本件で被告人が立ち入ったとされるのは,住居(建物)の内部そのものではなく,その敷地でした。
建物に付属する土地で管理者が門塀等を設けることによって建物の付属地として利用することが明示されているものを「囲繞地」といい。移入地への立入りも「住居」への侵入にあたるものとされています(最高裁昭和51年3月4日判決・平成20年4月11日判決は建造物,邸宅に関するものですが,本判決において「住居」についても同様として,刑法130条にいう住居には,住居が建物である場合には,当該建物だけではなく,その囲繞地も含まれることがあるが,そのような囲繞地に当たるというには,その建物に接してその周辺に存在し,かつ,居住者が外部との境界に門塀等の囲障を設置することにより,建物の附属地として,建物利用のために供されるものであることが明示されている土地であることが必要と解されるとしています)。

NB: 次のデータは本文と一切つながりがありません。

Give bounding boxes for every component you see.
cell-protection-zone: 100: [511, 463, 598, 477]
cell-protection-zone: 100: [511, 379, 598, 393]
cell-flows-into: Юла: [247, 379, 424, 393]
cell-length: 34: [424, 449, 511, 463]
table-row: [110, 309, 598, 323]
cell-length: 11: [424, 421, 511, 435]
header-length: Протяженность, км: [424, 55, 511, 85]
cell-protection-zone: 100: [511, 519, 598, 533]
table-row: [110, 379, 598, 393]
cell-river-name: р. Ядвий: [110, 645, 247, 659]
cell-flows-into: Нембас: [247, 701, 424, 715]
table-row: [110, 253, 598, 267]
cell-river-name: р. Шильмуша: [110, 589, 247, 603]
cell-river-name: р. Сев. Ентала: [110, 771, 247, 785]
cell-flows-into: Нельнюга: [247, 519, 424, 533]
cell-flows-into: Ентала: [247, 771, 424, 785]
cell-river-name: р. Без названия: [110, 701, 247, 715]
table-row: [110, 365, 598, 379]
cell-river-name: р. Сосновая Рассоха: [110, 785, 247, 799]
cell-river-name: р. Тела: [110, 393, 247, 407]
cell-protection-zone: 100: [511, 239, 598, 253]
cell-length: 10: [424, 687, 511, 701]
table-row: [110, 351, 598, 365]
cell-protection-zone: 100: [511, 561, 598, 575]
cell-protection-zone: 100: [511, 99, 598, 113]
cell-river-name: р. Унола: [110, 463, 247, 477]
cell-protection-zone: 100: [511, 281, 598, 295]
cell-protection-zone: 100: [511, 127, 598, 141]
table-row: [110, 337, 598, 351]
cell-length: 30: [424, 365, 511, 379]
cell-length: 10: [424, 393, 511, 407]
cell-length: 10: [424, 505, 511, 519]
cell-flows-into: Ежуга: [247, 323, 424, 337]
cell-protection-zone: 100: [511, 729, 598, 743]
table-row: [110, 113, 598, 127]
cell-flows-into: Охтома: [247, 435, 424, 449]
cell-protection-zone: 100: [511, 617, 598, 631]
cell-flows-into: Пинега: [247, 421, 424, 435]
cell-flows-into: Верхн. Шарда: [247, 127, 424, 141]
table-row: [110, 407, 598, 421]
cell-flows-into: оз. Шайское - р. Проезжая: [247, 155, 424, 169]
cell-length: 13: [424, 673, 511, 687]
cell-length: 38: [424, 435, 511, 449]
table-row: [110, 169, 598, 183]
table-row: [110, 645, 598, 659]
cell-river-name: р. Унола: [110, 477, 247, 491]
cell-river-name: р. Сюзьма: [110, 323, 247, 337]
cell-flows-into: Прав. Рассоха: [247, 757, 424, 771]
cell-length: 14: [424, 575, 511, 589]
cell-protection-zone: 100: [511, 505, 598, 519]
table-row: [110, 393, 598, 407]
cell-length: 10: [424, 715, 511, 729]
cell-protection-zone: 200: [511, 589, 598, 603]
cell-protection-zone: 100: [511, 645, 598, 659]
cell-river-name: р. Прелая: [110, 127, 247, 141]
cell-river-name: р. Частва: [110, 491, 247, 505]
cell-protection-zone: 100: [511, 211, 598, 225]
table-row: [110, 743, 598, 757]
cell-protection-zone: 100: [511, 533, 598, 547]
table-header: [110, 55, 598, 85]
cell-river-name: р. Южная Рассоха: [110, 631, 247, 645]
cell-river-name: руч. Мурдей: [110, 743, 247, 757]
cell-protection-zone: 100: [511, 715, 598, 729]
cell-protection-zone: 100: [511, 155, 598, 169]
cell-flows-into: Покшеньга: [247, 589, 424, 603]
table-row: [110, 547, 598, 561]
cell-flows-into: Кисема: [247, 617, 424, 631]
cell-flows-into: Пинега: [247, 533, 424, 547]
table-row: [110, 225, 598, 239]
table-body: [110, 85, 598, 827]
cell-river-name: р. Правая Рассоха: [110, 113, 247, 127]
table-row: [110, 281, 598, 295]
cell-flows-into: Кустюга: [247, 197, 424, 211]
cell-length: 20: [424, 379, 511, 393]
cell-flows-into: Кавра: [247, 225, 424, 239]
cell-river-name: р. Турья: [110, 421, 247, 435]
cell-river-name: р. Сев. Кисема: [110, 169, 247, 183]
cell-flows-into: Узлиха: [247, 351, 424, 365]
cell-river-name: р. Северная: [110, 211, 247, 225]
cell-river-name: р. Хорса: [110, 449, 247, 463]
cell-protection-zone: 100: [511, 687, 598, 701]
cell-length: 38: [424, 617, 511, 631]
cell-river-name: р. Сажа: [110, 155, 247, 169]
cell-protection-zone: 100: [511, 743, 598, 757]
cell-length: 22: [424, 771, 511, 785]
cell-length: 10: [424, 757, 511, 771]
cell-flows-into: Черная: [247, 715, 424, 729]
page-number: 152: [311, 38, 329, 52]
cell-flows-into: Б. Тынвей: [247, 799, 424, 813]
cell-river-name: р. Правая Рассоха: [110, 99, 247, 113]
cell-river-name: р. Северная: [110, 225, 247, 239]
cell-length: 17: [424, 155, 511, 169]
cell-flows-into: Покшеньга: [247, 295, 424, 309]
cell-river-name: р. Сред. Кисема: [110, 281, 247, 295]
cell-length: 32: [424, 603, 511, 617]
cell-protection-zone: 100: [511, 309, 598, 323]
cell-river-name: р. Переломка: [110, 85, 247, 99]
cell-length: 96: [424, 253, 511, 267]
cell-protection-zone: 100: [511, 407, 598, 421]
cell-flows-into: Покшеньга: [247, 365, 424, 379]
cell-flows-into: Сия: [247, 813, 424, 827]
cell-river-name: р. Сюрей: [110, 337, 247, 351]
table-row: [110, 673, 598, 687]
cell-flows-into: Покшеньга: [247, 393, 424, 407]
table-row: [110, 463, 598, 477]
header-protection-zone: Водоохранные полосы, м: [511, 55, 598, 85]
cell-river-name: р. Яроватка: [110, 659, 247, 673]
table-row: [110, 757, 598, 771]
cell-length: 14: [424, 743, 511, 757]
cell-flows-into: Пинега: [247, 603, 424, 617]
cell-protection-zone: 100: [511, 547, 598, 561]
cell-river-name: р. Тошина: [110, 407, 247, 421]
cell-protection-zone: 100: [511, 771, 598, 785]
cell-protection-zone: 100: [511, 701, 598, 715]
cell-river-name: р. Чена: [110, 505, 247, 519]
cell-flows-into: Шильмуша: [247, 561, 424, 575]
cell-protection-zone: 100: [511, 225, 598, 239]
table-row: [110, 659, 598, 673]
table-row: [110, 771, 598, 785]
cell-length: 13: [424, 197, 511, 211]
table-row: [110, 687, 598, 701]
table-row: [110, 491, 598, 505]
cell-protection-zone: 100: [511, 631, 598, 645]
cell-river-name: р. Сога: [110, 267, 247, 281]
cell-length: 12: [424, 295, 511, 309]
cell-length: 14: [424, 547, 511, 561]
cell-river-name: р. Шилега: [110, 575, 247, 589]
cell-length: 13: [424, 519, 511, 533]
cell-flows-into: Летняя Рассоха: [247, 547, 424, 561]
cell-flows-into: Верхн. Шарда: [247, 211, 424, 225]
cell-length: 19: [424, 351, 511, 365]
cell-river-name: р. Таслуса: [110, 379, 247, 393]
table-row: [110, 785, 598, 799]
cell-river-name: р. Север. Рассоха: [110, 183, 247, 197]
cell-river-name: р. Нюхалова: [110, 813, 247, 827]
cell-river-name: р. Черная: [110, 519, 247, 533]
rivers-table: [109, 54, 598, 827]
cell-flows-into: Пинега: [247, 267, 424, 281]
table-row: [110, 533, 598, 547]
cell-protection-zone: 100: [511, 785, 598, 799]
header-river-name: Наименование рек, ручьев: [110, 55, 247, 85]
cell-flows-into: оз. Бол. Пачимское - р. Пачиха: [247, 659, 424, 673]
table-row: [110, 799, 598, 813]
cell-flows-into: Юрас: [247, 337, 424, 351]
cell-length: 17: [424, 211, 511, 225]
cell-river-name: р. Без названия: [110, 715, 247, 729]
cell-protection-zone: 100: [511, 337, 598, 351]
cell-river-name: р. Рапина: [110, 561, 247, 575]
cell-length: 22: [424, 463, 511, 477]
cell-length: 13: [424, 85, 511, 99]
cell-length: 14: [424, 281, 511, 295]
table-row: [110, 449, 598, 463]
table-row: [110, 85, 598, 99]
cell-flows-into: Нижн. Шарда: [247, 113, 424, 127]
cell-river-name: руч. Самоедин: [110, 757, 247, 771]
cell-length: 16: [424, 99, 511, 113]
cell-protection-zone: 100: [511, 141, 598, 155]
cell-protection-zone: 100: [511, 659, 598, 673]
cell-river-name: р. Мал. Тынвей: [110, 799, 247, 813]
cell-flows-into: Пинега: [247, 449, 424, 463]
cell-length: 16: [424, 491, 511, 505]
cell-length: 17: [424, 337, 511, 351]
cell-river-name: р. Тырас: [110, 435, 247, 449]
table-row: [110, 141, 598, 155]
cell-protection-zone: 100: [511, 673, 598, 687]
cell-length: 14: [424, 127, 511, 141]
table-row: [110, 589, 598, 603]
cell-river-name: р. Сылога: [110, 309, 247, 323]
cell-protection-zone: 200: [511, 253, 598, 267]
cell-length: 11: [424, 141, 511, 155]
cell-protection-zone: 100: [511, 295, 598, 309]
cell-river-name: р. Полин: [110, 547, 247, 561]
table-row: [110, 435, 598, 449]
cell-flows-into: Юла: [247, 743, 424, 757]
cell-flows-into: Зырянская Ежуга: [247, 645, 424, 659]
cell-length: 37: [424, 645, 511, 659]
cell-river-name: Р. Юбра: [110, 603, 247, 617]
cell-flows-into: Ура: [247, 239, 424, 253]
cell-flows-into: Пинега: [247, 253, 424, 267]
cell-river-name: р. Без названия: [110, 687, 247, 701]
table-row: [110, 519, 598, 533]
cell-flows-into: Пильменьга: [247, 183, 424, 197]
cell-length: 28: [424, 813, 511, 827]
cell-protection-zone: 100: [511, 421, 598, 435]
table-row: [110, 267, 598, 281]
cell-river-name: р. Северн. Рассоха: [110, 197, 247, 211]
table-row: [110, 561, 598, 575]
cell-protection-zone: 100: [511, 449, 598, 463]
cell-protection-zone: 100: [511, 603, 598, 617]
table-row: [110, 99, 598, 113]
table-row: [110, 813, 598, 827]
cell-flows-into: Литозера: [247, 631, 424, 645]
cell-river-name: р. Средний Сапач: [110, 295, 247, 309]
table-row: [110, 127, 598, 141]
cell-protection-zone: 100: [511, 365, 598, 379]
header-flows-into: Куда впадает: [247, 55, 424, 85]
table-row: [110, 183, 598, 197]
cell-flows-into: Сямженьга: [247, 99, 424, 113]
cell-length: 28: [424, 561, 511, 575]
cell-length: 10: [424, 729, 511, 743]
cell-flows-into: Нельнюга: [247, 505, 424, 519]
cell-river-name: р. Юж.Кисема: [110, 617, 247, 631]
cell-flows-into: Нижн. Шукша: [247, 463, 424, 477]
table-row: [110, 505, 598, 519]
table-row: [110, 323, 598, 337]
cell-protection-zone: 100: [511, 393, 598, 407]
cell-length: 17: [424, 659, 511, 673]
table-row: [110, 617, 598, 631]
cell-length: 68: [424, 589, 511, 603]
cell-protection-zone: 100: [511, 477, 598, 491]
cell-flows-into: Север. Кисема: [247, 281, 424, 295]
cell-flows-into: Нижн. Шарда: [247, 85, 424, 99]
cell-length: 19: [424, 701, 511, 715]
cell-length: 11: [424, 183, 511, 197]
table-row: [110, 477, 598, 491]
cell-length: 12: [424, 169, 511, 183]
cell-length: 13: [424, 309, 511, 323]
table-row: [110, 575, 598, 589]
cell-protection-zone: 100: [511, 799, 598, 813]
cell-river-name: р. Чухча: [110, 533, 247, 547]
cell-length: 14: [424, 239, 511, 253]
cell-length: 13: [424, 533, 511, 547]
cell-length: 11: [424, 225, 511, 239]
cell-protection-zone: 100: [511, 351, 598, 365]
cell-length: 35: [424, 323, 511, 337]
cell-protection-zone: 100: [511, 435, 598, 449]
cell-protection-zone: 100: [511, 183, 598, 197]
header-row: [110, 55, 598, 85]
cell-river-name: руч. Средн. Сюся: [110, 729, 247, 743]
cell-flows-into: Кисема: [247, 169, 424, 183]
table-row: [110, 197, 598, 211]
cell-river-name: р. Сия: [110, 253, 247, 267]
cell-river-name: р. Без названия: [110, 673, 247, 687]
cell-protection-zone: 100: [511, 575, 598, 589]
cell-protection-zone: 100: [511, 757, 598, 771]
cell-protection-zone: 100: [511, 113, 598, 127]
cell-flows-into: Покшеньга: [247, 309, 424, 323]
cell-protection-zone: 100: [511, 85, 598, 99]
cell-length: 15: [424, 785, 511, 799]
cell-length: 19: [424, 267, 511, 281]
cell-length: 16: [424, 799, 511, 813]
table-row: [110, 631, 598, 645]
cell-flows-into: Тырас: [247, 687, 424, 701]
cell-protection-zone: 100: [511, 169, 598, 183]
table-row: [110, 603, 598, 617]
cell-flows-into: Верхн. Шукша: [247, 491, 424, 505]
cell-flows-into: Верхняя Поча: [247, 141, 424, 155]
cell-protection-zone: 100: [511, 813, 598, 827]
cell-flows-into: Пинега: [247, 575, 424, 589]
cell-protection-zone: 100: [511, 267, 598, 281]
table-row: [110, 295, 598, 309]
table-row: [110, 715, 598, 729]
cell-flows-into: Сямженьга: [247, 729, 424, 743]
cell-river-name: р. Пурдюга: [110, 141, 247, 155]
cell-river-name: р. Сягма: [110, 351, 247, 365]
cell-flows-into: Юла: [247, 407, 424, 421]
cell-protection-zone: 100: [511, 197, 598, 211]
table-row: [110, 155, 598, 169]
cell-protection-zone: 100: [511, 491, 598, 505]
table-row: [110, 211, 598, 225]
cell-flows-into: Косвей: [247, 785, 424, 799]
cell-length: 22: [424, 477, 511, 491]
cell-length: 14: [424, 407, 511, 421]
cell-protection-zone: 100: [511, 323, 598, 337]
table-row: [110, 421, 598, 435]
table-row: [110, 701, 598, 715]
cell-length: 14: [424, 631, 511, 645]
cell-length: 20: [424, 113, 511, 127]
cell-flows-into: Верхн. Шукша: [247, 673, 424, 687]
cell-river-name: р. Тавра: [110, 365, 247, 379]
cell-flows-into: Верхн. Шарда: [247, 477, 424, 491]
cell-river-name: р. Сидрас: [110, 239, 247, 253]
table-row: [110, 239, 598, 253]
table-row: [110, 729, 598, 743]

囲障はそして,本判決は,囲障は必ずしも居住者によって設置されたものでなければならないとは解されないが,その囲障の存在によって,その土地を建物の利用に供し,部外者の立入りを禁止するという居住者の意思が明示されていると認められるものであることが必要であるとした上で,長方形をなす被害者方敷地の1辺の一部にしか囲障がないのであるから,これをもって被害者方敷地全体を被害者方の利用に供し,部外者の立入りを禁止するという居住者の意思が明示されているとは到底認められないとしました。